First-Year Seminar (LA 101) -- Designed to introduce entering students to the liberal arts tradition, the First-Year Seminars nurture academic skills, creativity and active inquiry. Small class sizes ensure constant interaction among faculty and students. The seminars often address cutting-edge topics, and most include research projects or other hands-on learning experiences. Some feature an extended field trip, to a location in the U.S. or overseas, to give students a firsthand look at the issues they are studying.
Recent seminar topics have included: Genes and Society, Justice, Art in the Environment, Water: Science and Policy, the Holocaust, and Albion and the American Dream. The class schedule, available at www.albion.edu/registrar/, lists the seminars offered for the current academic year.
Seminar Associations -- The students enrolled in a First-Year Seminar also come together as a Seminar Association. Led by a peer mentor, the association members will participate as a group in the Learning Strategies Workshops during the fall semester and continue to meet for both academic and social events during the spring semester of the first year.
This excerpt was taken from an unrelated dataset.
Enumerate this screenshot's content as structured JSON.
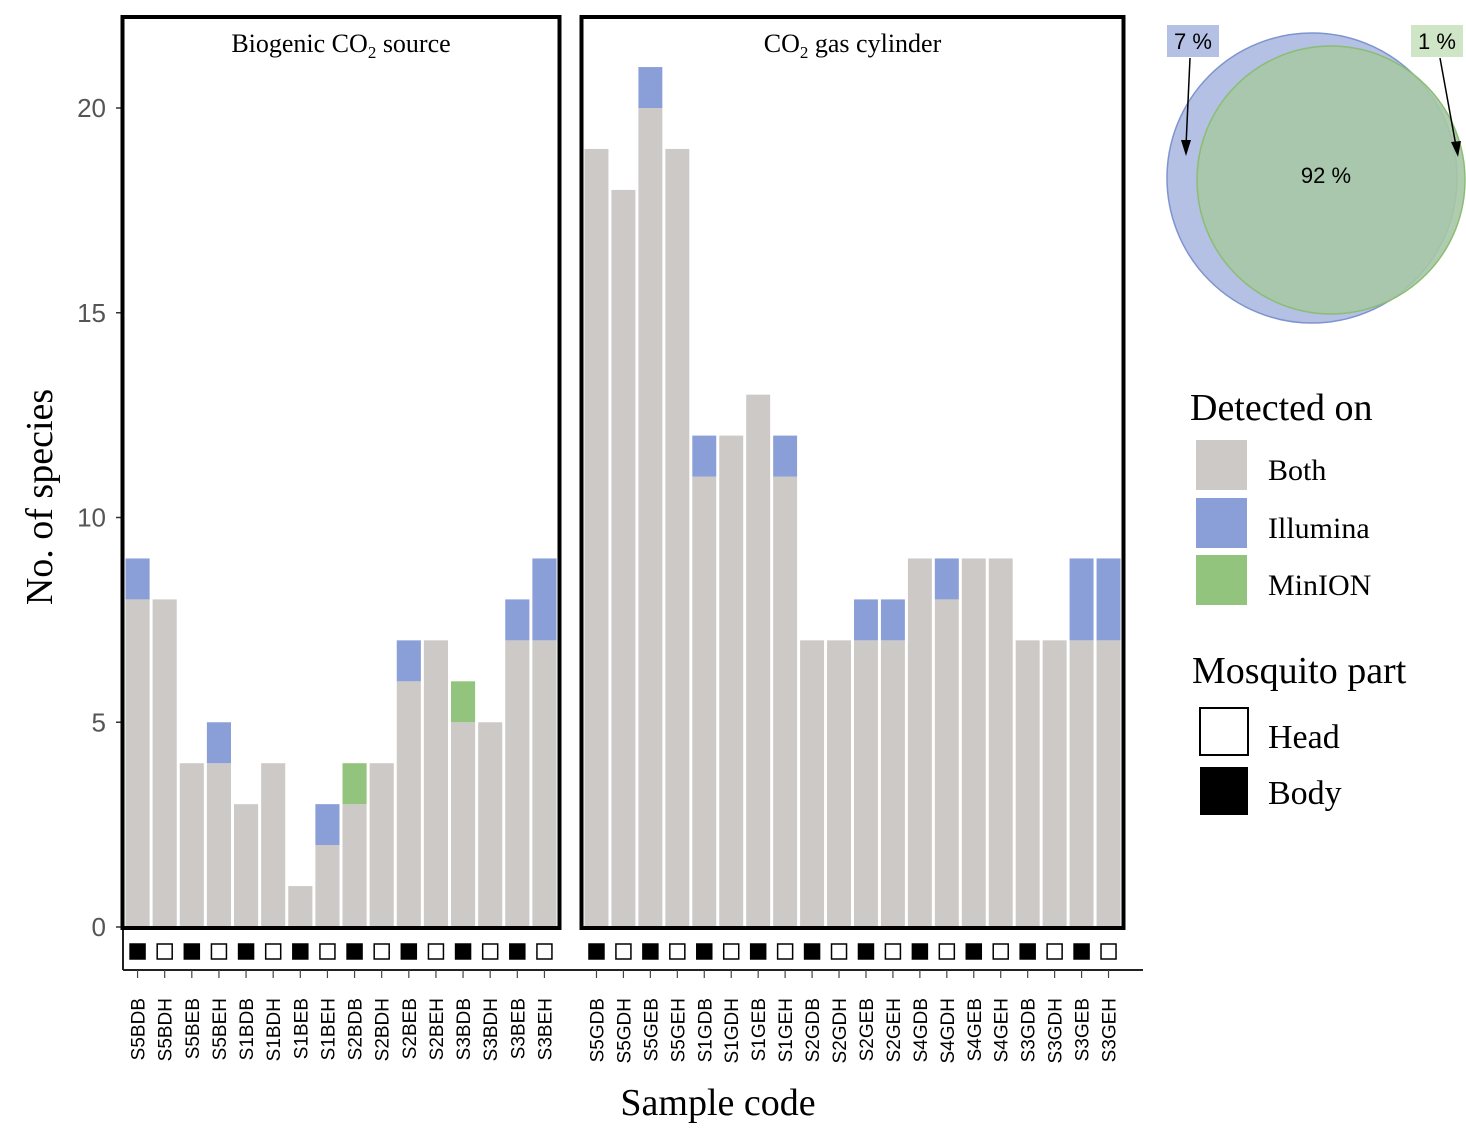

Learning Strategies Workshops -- Running in tandem with the First-Year Seminars, the Learning Strategies sessions are geared to helping first-year students succeed at Albion. They introduce students to campus support services, equip them with time-management and other decision-making skills, and assist them with academic and personal goal-setting.
In the Richard M. Smith Common Reading Experience, offered as one of the Learning Strategies sessions, students and faculty discuss a book they have read during the preceding summer. Past Common Reading Experience selections have included Ron Suskind's A Hope in the Unseen, Debra Dickerson's An American Story, Barbara Ehrenreich's Nickel and Dimed and Moises Kaufman's The Laramie Project. The Richard M. Smith Common Reading Experience is designed to establish the ideas of scholarship and academic expectations through a common learning experience, begin student understanding of differences in the context of the Albion College community, and provide an entry for students into the ideas of global citizenship.
Academic Planning -- Throughout their four years at Albion, students are encouraged to think about their career and personal goals, as well as the academic experiences that will enable them to reach those goals. After completing a self-assessment, students create a digital portfolio, which will eventually reflect their academic achievements; internship, research and other practical experiences; leadership accomplishments; and community service. Students maintain their portfolios on the World Wide Web so that they may be easily shared with prospective employers and graduate schools.